Begitu juga simbol dan panji yang melambangkan kefasikan, seperti simbol jaringan prostitusi atau miras, seperti umbul-umbul merah khusus yang menunjukkan lokasi remang-remang dan mesum, sinyal-lampu visual yang melambangkan penistaan atau kefasikan, atau simbol sensualitas atau tubuh wanita sebagai iklan produk. Jelas semua itu diharamkan. Kaum muslim dilarang mengadopsi atau menggunakan hal tersebut sebagai simbol, logo, tanda atau bendera. Termasuk terlarang juga adalah patung, berhala dan kuil yang dibuat sebagai simbol untuk tokoh besar, pemimpin dan selainnya. Semua ini termasuk kategori al-anshâb (berkorban untuk berhala) yang diharamkan Allah melalui firmannya:

 يَا أَيُّهَا الَّذِينَ آمَنُوا إِنَّمَا الْخَمْرُ وَالْمَيْسِرُ وَالأنْصَابُ وَالأزْلامُ رِجْسٌ مِنْ عَمَلِ الشَّيْطَانِ فَاجْتَنِبُوهُ لَعَلَّكُمْ تُفْلِحُونَ

“Hai orang-orang yang beriman, sesungguhnya meminum khamar, berjudi, berkorban untuk berhala, mengundi nasib dengan panah, adalah termasuk perbuatan syaitan. Maka jauhilah perbuatan-perbuatan itu agar kalian mendapat keberuntungan.” (QS. al-Mâ’idah [5]: 90).

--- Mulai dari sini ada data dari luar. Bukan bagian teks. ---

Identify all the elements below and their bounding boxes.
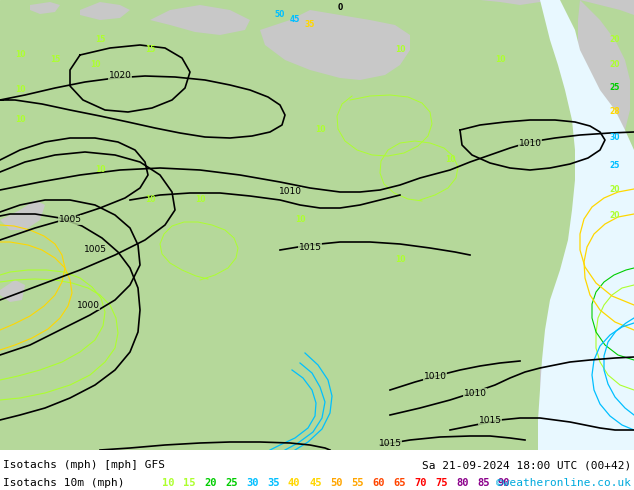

Jika hal itu dikaitkan dengan bentuk yang bernyawa, maka jelas diharamkan Islam secara pasti. Patung adalah bentuk bertubuh menyerupai manusia, hewan atau semisalnya yang bernyawa. Berhala asalnya adalah bendera atau bebatuan yang orang musyrik menyembelih didekatnya dan berkorban untuknya. Monumen berhala artinya patung-patung yang didirikan di lapangan atau yang semisalnya, untuk mengenang seorang pemimpin, pembesar yang dimuliakan, atau sosok tak dikenal semisal patung prajurit tanpa nama.

Hal tersebut dijelaskan dalam sejarah, sebagaimana disampaikan al-Qur’an yang mulia kepada kita melalui firman-Nya ta’ala:

 وَقَالُوا لَا تَذَرُنَّ آلِهَتَكُمْ وَلَا تَذَرُنَّ وَدًّا وَلَا سُوَاعًا وَلَا يَغُوثَ وَيَعُوقَ وَنَسْرًا، وَقَدْ أَضَلُّوا كَثِيرًا وَلَا تَزِدِ الظَّالِمِينَ إِلَّا ضَلَالًا

“Dan mereka berkata: ‘Jangan sekali-kali kamu meninggalkan (penyembahan) tuhan-tuhan kalian dan jangan pula sekali-kali kamu meninggalkan (penyembahan) wadd, dan jangan pula suwa’, yaghuts, ya’uq dan nasr.’ Dan sesudahnya mereka menyesatkan kebanyakan (manusia); dan janganlah Engkau tambahkan bagi orang-orang yang zalim itu selain kesesatan.” (QS. Nûh [71]: 23-24).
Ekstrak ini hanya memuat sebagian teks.